Kemampuan Fiskal Pemkot Semarang Masih Mencukupi Hingga Akhir Tahun
- 07 Jul 2026 20:44 WIB
- Semarang
RRI.CO.ID, Semarang - Kepala Badan Pengelolaan Keuangan dan Aset Daerah (BPKAD) Kota Semarang, Tuning Sunarningsih memastikan kondisi fiskal daerah tetap kuat dan mampu memenuhi seluruh kewajiban belanja pegawai hingga akhir tahun 2026 ini. Kemampuan keuangan daerah telah dihitung dan diproyeksikan hingga Desember 2026, misalnya untuk pembayaran gaji aparatur sipil negara (ASN), pegawai pemerintah dengan perjanjian kerja (PPPK), serta PPPK paruh waktu.
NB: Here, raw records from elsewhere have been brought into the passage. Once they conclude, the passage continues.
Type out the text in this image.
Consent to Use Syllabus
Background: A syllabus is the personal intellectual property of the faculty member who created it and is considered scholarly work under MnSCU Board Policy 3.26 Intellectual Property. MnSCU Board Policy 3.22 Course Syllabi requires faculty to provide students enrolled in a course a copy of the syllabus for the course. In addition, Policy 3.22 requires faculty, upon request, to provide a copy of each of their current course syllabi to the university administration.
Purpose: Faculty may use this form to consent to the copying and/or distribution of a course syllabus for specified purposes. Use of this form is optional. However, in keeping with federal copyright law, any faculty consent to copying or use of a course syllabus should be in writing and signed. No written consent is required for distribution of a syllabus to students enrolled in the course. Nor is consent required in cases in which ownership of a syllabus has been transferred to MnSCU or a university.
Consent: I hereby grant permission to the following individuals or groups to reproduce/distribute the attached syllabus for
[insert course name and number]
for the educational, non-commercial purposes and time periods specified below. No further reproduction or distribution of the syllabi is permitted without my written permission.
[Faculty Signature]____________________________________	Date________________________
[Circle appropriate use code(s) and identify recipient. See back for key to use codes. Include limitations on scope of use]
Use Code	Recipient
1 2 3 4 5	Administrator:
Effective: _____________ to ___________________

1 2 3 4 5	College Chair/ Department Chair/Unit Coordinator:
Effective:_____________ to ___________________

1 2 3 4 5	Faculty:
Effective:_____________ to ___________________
"Kita pastikan fiskal sampai akhir tahun ini aman, pembayaran gaji ASN termasuk PPPK penuh maupun PPPK paruh waktu, sudah kami prediksikan hingga Desember 2026 dan 100 persen aman," ucapnya, Selasa 7 Juli 2026.
Ia menjelaskan, saat ini porsi belanja pegawai Kota Semarang pada APBD Tahun Anggaran 2026 berada di kisaran 29,9 persen. Namun, angka ini masih sesuai dengan ketentuan pemerintah pusat yang menetapkan batas maksimal sebesar 30 persen dari APBD.
"Kita selalu mematuhi mandatori dari pemerintah pusat. Untuk belanja pegawai tahun 2026 sekitar 29,9 persen, sehingga masih berada di bawah batas maksimal yang ditetapkan," ujarnya.
Besaran anggaran belanja pegawai tersebut mencapai sekitar Rp800 miliar. Anggaran tersebut akan digunakan untuk membiayai sekitar 16.415 ASN, yang terdiri atas PNS, CPNS, PPPK penuh, hingga PPPK paruh waktu.
Kuatnya kondisi fiskal Kota Semarang, kata dia, tidak terlepas dari tingginya tingkat kemandirian daerah. Adapun salah satu faktor utamanya adalah optimalisasi Pendapatan Asli Daerah (PAD) yang terus didorong Pemerintah Kota Semarang.
"Kemandirian Pemkot cukup tinggi, sektor pendapatan daerah kita optimalkan. Seluruh OPD penghasil, baik dari sektor pajak maupun retribusi, terus didorong oleh Ibu Wali Kota agar PAD semakin optimal," ucapnya.
Ia juga memastikan pembayaran gaji ke-13 bagi ASN Kota Semarang pada tahun ini juga telah direalisasikan sesuai ketentuan pemerintah. "Gaji ke-13 sudah dibayarkan sesuai surat edaran dan seluruh hak pegawai telah kami penuhi," tandasnya.
Rekomendasi Berita
Memuat berita terbaru.....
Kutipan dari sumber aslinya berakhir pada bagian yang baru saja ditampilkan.